つまり、暇な人たち、これはほとんど働かずに、1割か2割くらい働いて、あとは8割が暇なものですから、そこで何かしなきゃいけない、ここでいわゆる幸福が何かというのが出てきたんじではないかと思いますね。

ちょうどその頃、宗教も出てきますし、ギリシャのソクラテスとかも出てきます。

中国では孔子とか老子とか出てきますね。

その前はほとんどいないんですよ。

インドがちょっと早いと言えば早いんですが、それでも思想家という点ではだいたいお釈迦様前後からですね。

物を考え始めた人間

ですからだいたい紀元前500年くらいから、人間は物を考え始めるわけですね。

そして、俺はこれで人生がいいのかとか、そういうことをいろいろやるわけですね。

宗教も出てきて、神様もいるとかなっちゃうわけですね。

そうすると、そこで幸福という概念ができてきたのかもしれませんね。

それまでの文献なんかがほとんどないので、なかなか文献上を当るということは難しいんですけれども、

しかしそれはお釈迦様が王様の子であり、ソクラテスが奴隷が90%くらいのアテネの町に住んでいたわけで、孔子も別に田畑を耕していたわけじゃない、王様の相手をしていたというところから見れば、

現在我々が整理している、その人たち思想家の最初の活動というのは、むしろ特権階級のものであって、多くの人たちはまだ幸福には関係がなかった可能性もあるんですね。

やはり相変わらず桑で畑を耕していた。

他人を侵略し始めた暇な人間

以前と違うのは、自分が耕したものを自分だけで食べていたのに、今では自分が作ったものの2割とか5割とかを暇な人に取られてしまうという、そういう悲惨な状態になり、相変わらず働かされるということがあるわけですね。

産業革命で過酷になった労働者の労働

これは産業革命で起こったことと同じですね。

産業革命起こったことは、機械ができて、今まで14時間労働だったのが1時間で同じ量ができるということで、みんな最初は喜んだんですが、蓋を開けてみると、つまり機械化が進んでみると、実は14時間は同じで、その14倍物を作るようになったと、そういうことなんですけど、

労働はむしろ昔より、自分で決められない分だけ過酷になったというのが産業革命だったわけですが、

暇な階級の幸福の誕生

そういった産業革命が紀元前700年くらいに起こって、それでソクラテスやお釈迦様や孔子様が産まれて、それで思想とか宗教が誕生した、そしてそこで富裕階級、暇な階級の幸福ということだけが一応できるわけですね。

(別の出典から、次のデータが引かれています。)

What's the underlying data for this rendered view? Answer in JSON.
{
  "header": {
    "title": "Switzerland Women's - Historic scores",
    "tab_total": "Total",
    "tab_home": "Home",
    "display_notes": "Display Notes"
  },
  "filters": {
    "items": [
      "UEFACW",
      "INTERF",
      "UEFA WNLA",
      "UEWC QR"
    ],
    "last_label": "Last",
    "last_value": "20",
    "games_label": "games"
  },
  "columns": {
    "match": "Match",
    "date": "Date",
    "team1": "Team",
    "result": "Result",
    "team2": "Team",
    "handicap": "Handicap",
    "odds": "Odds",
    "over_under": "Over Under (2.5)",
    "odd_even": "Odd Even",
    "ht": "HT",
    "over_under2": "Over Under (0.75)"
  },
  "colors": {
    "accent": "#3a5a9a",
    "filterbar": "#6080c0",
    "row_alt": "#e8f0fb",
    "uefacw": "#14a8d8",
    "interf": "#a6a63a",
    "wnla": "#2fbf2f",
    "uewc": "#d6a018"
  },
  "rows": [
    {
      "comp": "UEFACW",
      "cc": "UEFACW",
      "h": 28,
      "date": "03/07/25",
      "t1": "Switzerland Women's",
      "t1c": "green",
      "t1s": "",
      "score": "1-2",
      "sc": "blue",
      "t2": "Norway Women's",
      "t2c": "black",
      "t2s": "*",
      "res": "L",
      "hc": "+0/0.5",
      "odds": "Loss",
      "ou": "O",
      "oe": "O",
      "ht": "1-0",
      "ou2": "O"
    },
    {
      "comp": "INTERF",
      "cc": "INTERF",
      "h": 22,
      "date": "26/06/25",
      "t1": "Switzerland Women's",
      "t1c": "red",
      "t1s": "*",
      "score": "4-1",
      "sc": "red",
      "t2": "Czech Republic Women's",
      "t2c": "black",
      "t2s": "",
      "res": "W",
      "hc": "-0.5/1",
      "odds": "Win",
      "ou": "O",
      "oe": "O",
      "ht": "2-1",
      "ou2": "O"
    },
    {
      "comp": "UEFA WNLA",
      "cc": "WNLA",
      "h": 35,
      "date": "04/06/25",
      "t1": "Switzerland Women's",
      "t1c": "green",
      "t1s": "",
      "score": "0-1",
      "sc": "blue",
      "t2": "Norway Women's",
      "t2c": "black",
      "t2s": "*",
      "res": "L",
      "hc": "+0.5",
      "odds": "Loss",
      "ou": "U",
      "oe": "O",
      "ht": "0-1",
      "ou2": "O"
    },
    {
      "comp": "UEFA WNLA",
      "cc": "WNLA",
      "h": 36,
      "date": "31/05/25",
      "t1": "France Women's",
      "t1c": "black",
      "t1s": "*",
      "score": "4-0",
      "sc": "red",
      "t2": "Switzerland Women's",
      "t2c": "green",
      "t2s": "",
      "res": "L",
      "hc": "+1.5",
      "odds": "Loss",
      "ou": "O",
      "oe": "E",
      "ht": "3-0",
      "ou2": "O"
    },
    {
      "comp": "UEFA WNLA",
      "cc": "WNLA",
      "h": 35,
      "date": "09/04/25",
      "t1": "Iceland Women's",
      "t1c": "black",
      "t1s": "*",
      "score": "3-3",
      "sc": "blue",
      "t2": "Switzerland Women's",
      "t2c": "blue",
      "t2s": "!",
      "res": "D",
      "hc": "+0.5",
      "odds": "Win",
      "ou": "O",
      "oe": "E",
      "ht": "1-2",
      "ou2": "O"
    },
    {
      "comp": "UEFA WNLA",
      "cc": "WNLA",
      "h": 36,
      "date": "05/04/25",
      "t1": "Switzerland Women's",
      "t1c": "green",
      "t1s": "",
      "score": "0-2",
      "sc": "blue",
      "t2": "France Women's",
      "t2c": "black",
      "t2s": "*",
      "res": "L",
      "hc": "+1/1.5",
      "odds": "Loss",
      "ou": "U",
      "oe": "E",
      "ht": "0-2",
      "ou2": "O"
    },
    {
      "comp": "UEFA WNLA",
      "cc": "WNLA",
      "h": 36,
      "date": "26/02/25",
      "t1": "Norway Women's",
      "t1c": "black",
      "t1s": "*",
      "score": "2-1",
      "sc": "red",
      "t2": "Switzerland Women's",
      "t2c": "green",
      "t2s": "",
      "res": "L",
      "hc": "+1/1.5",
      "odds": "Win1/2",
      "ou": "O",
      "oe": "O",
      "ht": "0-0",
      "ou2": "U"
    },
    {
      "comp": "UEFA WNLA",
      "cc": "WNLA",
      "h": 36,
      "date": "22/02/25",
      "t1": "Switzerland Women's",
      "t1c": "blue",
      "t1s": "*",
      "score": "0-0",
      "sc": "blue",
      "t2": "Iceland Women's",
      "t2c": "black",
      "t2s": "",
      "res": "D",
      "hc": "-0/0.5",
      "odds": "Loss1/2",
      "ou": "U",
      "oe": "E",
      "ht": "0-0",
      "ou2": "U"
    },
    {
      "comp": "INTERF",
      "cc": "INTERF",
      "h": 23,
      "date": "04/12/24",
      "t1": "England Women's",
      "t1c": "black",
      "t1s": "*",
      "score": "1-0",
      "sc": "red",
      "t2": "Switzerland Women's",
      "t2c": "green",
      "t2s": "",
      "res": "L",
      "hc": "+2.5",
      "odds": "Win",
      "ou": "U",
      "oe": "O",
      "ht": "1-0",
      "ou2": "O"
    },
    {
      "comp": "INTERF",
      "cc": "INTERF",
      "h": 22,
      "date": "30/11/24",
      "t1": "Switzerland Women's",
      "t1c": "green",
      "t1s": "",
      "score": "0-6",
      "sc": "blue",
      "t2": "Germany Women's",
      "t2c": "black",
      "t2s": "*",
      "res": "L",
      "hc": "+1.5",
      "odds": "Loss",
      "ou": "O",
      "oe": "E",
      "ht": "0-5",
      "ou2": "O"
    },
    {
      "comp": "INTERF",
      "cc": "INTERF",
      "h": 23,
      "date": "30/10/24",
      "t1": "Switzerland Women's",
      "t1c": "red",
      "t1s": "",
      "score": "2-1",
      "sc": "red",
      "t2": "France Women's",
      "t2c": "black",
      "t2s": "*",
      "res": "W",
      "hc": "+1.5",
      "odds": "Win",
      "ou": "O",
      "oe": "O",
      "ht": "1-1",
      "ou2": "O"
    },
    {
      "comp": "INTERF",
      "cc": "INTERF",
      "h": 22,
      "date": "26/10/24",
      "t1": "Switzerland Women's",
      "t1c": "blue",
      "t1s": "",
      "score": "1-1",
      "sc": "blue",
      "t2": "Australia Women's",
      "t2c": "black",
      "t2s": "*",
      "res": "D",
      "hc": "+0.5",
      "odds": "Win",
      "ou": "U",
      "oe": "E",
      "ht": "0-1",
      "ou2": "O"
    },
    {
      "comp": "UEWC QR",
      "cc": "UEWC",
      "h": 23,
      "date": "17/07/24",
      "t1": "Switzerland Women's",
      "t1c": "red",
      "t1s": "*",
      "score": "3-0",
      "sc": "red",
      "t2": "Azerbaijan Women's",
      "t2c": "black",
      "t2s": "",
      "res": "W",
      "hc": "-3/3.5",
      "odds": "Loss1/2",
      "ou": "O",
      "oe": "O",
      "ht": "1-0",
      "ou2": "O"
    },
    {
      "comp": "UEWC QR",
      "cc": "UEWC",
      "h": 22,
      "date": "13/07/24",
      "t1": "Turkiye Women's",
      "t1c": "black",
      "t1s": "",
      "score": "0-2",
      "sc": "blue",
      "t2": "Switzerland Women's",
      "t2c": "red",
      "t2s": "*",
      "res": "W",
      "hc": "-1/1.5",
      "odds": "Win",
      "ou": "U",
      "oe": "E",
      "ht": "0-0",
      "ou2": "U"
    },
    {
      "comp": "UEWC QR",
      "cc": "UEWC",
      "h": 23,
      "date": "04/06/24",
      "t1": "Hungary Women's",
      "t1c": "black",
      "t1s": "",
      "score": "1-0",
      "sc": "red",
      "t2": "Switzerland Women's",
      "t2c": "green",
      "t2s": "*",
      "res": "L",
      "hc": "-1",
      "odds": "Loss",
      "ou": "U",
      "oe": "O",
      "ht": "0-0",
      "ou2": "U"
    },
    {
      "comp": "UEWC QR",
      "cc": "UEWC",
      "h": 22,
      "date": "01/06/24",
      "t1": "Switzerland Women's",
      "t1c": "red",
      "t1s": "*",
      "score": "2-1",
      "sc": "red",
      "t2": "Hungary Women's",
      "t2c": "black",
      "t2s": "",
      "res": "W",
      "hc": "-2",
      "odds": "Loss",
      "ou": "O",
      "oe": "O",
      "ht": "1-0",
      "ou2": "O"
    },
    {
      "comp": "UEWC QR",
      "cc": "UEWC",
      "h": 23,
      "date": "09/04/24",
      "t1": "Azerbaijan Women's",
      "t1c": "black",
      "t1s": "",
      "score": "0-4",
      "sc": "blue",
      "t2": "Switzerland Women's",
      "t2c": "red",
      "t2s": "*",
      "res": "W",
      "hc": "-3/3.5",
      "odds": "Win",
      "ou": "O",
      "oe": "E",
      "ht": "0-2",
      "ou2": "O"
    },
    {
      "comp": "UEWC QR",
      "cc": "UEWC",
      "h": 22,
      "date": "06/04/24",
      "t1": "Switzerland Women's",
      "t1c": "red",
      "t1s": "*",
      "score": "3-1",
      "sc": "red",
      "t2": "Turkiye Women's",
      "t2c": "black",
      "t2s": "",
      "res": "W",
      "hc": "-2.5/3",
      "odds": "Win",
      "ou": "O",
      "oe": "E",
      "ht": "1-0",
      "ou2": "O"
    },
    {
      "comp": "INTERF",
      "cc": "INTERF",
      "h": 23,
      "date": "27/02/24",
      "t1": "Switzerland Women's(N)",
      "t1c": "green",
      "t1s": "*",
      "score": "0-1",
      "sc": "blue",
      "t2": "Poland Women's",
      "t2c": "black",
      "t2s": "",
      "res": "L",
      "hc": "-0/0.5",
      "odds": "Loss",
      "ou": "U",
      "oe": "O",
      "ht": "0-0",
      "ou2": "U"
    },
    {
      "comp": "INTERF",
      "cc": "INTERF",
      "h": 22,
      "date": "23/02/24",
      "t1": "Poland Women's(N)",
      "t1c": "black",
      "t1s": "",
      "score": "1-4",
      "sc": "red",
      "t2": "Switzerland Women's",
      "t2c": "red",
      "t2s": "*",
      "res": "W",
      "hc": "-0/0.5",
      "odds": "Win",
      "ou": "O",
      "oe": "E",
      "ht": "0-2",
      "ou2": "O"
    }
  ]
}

これはもしかすると、もしかすると次の産業革命、1800年と言っていいんですけど、細かく言うとジェームズワット、1789年、トレビシック、1804年とか出てきますが、一応人々がもう1回格段に楽になるのが1800年なんですね。

それまではほとんど同じ状態が続くわけですよ。

つまり貴族の幸福を我々が今論じてるのかなと。